The genetic revelations are only a first step, however. Scientists still have to figure out why a problem with calcium channels might lead to autism in one case and bipolar disorder in another. And the knowledge may lead to a re-thinking of at least the five psychiatric conditions found to share some genetic changes.
“When we say with the DSM that this person has ADHD and autism [together], at some level we’re saying those two entities are somehow distinct,” says King, “Instead, the truth may very well be, at least in some instances, that ADHD manifestations and autism manifestations are part of some overarching problem that’s neither one nor the other.”
Insel and Lehner stress that none of the genetic variants the scientists identified are a major cause of any of the disorders. “This confers a very small amount of risk,” says Insel, “If you went out and had your genotype looked at and you had this particular variant, does that mean that you have a greater likelihood of schizophrenia? Only in a very, very tiny way, maybe a 10% increase in risk.”
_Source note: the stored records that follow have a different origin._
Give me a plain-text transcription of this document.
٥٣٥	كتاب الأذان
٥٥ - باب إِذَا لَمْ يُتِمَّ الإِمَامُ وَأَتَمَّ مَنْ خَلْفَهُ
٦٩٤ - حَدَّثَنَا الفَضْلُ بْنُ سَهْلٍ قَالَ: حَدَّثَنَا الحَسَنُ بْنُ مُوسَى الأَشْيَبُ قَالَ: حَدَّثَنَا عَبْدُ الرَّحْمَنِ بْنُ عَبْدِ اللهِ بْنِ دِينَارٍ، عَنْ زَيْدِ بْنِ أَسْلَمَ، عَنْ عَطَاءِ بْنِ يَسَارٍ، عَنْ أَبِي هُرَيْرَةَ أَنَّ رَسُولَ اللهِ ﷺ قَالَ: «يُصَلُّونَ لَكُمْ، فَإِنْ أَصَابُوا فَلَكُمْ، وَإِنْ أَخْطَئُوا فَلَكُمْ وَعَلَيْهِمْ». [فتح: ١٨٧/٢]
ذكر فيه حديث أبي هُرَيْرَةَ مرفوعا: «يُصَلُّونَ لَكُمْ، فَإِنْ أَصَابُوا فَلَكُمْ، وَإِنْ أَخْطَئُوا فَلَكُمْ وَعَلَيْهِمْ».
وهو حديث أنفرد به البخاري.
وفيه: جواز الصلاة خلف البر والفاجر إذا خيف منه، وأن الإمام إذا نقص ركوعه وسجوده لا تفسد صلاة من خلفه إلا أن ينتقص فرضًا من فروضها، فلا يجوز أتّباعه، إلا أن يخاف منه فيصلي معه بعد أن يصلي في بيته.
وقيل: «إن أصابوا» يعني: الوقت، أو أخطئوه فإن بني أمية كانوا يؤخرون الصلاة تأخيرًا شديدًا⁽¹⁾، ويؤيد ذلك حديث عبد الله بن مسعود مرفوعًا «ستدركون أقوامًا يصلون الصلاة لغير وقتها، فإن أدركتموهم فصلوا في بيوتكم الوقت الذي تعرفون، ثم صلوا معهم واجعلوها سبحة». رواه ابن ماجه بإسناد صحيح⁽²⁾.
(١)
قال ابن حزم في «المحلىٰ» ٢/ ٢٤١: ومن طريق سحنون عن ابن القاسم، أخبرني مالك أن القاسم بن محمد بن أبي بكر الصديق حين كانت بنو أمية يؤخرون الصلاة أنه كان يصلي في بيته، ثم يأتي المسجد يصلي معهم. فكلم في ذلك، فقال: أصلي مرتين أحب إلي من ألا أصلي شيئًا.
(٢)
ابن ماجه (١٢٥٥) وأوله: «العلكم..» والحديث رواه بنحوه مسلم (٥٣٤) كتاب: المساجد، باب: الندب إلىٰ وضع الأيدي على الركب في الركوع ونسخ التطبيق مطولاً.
But understanding the places where development may be going astray or how circuitry may be disrupted could eventually provide leads for better treatments. “The shared biology opens the door to the exploration of novel treatment approaches and early interventions,” says King.
To capitalize on such approaches, the NIMH is developing the Research Domain Criteria (RDoC), an alternative system for classifying psychiatric illness that considers symptoms in many different ways. Anxiety, for example, may involve a problem with a fear circuit that in turn is related to variants of a specific gene that is activated, or triggered by an early childhood experience of terror. Genetic studies that identify common genes that psychiatric conditions share could help to fill in such multi-dimensional views of mental illness. “RDoc is saying let’s build in many levels of information,” says Insel, “We know that the DSM approach is not the way to understand these disorders. It may be a way to bill for them, but it’s not a way to develop science or even identify who should get what treatment.”
That understanding could lead to a more biology-based understanding that psychiatric disorders that many experts welcome. Factoring in the effect that genes have in dialing up or turning down risk may prove invaluable in improving our understanding of how the brain develops, and how we might intervene when that process goes awry.